DUKE ITAC - March 13, 1997 Minutes
March 13, 1997Present: Bill Auld, Pakis Bessias, John Board, Peter Brauer, Ginny Cake, Janis Curtis, Dick Danner, Peggy Davis, Jim Dronsfield, Brian Eder, John Eisenmenger, David Ferriero, Paul Harrod, Donna Hewitt, David Jamieson-Drake, Mark Johnson, Jay Kamm, Betty LeCompagnon, Paula Loendorf, John McCann, Melissa Mills, Michael Pickett, Alex Reutter, Leslie Saper, Evan Scheessele, John Sigmon, Robert Wolpert.
The meeting was called to order by Robert Wolpert at 4:10 PM, and began with those present indentifying themselves for the benefit of guests. The minutes of the previous meeting were approved. There were no announcements.
Sprint Internet Performance UpdateMark Johnson and Peggy Davis of MCNC began the discussion by listing the several elements that can affect Internet performance, noting that for any given problem it is difficult to identify the source, but that most recent problems have been occuring at interconnect points. David Jamieson-Drake asked who owns the interconnect problem; if it is not a problem within Sprint's control, how do we know whether Sprint is serving our interests? PD responded that Sprint's investments in improving its backbones shows a service interest, but Robert Wolpert noted that investment in the backbone does not necessarily show concern with interconnect problems. MJ noted that the interconnect problem is an industry-wide issue.
MJ described current tools for measuring Internet performance (Ping and Traceroute), both of which are ICMP-based and which may not accurately show problems, making analysis difficult.
PD reported on the recent decision of the NC-REN Advisory Committee to explore going to a multi-vendor gateway environment as a solution to the problems posed by increased demand. By providing access through multiple routes, routing efficiency should be improved, as should overall reliability for the NC-REN community. The multi-vendor solution would be more costly and would presumably require varying cost methods (based on both flat and usage rates). The added complexity of supporting more than one provider would also increase support demands and perhaps risk. The increased costs of supporting a multi-vendor environment will be substantial and hard to predict, but in the new Internet environment, cost alone can no longer drive choice in light of the need for improved and reliable performance.
RW and Betty LeCompagnon both noted that reliable access was mission-critical for Duke. John Sigmon pointed out that, measured over the past 8 years, the projected cost increase is still a good deal considering increased demand and improved performance.
John McCann asked why, if the problem (as described initially in the discussion) is at the interconnects, will doubling the size of the pipe help resolve it. Won't everything still go to the same chokepoint?
PD responded that the second line will go to other interconnect points, thereby relieving the pressure. If MCI were selected as one of the vendors, academic traffic might improve also, because most users are on MCI.
DJD returned to the question of monitoring performance and problems, noting that there must be other ways than individual complaints to identify problems: it is hard to be systematic in monitoring problems relying on intermittent users to report intermittent problems. BLC said that this was more a Duke problem than an MCNC problem: Duke needs to figure out how better to handle this issue.
OIT TeleVideo UpdatePaula Loendorf, director of Tele Video Communications, began by stressing her office's commitment to working with campus users to identify new applications and technologies useful in meeting broad needs at Duke. Duke's services will not be at the bleeding edge. A major need is for better marketing of services; the larger Duke community doesn't know about all services offered. Another current priority is to streamline and improve turnaround time for services.
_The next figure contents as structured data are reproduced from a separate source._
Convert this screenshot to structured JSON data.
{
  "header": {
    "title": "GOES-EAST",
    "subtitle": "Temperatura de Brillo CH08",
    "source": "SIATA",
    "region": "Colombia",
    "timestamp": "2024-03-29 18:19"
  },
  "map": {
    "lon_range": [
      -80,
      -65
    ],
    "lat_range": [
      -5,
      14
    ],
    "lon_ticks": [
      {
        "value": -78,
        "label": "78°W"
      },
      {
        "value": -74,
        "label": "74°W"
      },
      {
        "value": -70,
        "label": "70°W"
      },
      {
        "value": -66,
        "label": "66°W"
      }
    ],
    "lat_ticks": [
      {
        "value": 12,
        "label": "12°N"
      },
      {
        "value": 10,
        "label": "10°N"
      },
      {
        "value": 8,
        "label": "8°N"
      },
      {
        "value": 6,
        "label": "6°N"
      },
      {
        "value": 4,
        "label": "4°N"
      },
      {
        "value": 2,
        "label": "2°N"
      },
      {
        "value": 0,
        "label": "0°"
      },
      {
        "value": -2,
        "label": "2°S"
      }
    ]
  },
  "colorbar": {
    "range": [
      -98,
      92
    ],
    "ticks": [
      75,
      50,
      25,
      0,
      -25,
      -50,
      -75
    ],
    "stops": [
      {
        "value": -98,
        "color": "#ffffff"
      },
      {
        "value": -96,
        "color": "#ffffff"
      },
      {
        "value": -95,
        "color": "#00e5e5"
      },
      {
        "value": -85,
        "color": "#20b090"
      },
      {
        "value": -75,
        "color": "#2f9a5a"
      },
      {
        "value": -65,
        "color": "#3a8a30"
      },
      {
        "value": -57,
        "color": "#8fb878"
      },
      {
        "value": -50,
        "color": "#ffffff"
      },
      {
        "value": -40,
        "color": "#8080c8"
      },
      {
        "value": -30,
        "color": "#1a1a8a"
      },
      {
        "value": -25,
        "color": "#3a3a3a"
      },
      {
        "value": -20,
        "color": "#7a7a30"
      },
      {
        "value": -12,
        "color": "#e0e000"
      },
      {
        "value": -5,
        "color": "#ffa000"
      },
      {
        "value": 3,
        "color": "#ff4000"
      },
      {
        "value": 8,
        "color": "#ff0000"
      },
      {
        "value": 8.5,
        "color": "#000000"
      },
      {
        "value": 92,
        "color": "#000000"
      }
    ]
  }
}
Recent work has included upgrading the Ericsson wireless phone service in the medical center and the installation of a BellSouth PCS cell site on campus. The office is interested, too, in talking about wireless data pilot projects with schools and departments. A new paging system is being implemented. The University's 800 megahertz trunk radio system is being merged with the city/county systems. The office is beginning to look at integrated voice/e-mail messaging systems, and can establish menu-driven fax on demand/fax back accounts to support delivery of frequently- requested information. In April, staff will be meeting with student focus groups to discuss enhancements to residential phone service.
PL also noted the upcoming need to expand the telephone switch due to Hospital/Medical Center growth, renovation and building projects and their decision to switch lines from analog to ISDN as well as University building projects and growth.
Draft Vision for IT at DukeBLC distributed copies of a draft vision statement for technology, which would be issued by the senior officers. Comments should be sent to BLC. The draft should not be distributed beyond ITAC at this time.
Concept Papers on IT IssuesBLC distributed an outline that will be used to develop position papers on four major IT areas at Duke (remote access, administrative reform, technology in support of teaching and learning, desktop technology renewal). Responsibility for each area has been assigned and outlines for the papers are due on March 27.